Thursday, July 14, 2011

School of Hard Rocks: Lesson 5...Every band needs a good recording.

Just like merch and fliers a band should have a great recording to represent themselves after a fan/listener has gone home.
It really sucks to totally dig a band live and then when you pop the cd into your player it sounds like a giraffe dying or like they popped a cassette tape into a radio shack recorder and thought it was the best sound ever.

Good recording isn't cheap. The average price is around $45-$75 an hour. But if you're selling merch and getting paid from your shows  (cause people love your awesome fliers) then it should really pay for itself. It's totally worth waiting for a bigger budget then just going with something cheap and unprofessional to save dough. The incentive to your fans that if they buy the merch they are helping fund your upcoming cd might help as well.
A great recording is an investment, you have to put into it what you want out of it.

Shop around for the recording engineer that best suits your sound.
Find a local band with a great demo and talk to other bands about who they record with. Don't settle on someone because they are a friend or a friend of a friend. Make sure you get samples from the engineer. You're paying them a lot of money they should be able to provide references to earn that money.

Recording might be expensive but don't let them rip you off.
Like I mentioned earlier; the average cost of recording for an unsigned band should be $45-$75 an hour. Anything more is ridiculous. We don't have big labels or producers backing us so any recording studio should be professional enough to understand that.

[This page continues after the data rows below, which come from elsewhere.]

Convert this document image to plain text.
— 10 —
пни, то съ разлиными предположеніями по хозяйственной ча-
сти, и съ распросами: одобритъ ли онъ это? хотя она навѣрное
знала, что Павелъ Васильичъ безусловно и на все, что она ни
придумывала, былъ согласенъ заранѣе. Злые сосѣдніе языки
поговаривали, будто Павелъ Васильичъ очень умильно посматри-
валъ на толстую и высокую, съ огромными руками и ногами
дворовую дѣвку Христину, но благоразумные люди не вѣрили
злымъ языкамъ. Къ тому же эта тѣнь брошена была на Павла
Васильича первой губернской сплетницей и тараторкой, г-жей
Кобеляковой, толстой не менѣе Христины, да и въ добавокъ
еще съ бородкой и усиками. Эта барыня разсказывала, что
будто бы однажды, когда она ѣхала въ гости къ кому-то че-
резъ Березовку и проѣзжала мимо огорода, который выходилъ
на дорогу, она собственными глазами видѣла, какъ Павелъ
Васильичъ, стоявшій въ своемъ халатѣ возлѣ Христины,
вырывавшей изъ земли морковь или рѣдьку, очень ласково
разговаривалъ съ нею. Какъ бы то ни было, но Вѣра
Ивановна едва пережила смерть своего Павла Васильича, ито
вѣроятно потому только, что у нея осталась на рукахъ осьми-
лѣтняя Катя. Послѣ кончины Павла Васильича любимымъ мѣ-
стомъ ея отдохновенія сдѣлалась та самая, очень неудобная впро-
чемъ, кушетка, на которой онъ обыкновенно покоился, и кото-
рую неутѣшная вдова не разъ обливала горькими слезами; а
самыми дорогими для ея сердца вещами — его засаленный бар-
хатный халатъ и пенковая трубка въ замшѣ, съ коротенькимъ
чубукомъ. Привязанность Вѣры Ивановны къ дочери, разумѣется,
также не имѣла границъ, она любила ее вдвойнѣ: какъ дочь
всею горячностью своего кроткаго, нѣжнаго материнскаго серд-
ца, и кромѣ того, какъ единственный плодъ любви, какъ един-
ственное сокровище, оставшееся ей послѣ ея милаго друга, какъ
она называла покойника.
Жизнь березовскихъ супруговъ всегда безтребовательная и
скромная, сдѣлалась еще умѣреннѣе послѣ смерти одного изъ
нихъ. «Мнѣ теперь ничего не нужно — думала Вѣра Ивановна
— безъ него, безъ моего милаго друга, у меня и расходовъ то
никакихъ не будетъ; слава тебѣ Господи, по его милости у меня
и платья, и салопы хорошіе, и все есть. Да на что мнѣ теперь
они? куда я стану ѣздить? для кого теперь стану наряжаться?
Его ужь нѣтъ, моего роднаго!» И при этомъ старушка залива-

Be well practiced and ready to maximize your time.
Don't go into the studio hung over, drugged up or rusty on the songs you're planning to record. Time is money and if you're wasting it, that's your own fault. An engineer will sit back and watch you make a fool of yourselves while he/she see's dollar signs. Come to the studio well rested. If you're a singer bring water and a secret tip from me Throat Coat tea. It's amazing for warming up your throat, especially if you're a screamer.

New strings & New Heads.
New strings are a requirement. Drummers make sure your new heads are in tune. Don't spend an hour tuning your kit, again time is money!

Know when enough is enough.
Ten hours in the studio may sound like a cake walk for some musicians, but the harder you push yourself the more tired you get and then your sound will suffer. If you can split up your time in blocks over two or three days it's much better for the whole band.
You don't need to record every single song you have written. When you're unsigned, six song albums are just fine. When you're just starting out even just four songs are good.

Don't waste too much time or money on mixing & mastering.
Some people don't know the difference between mixing and mastering. I didn't at the beginning but after recording six albums now I know.
Mixing is the process right after recording where you add your effects, EQ your tracks, and put everything together so it sounds just right. All songs should match up and sound as close to a professionally recorded cd as possible. A good mix is necessary.

Mastering is expensive. Some recording engineers can't do mastering because it requires different software, set-up, etc. So they might ask you to send your stuff to a mastering studio. If you can't afford it, don't do it. A well mixed cd shouldn't need to be mastered if you're in an unsigned band. Mastering takes a well mixed cd and adds enhancements to it. If it's a bad mix, it can't be fixed by mastering.

Make it a good package.
With technology where it is today a badly packaged cd is unacceptable. If you can't afford professionally duplicated and printed cd packages, you can buy cd cases, blank cds, blank cd stickers, and thick stock paper at Walmart . If you don't have a color printer find someone who does. This is what people are going to take home with them, it has to have value.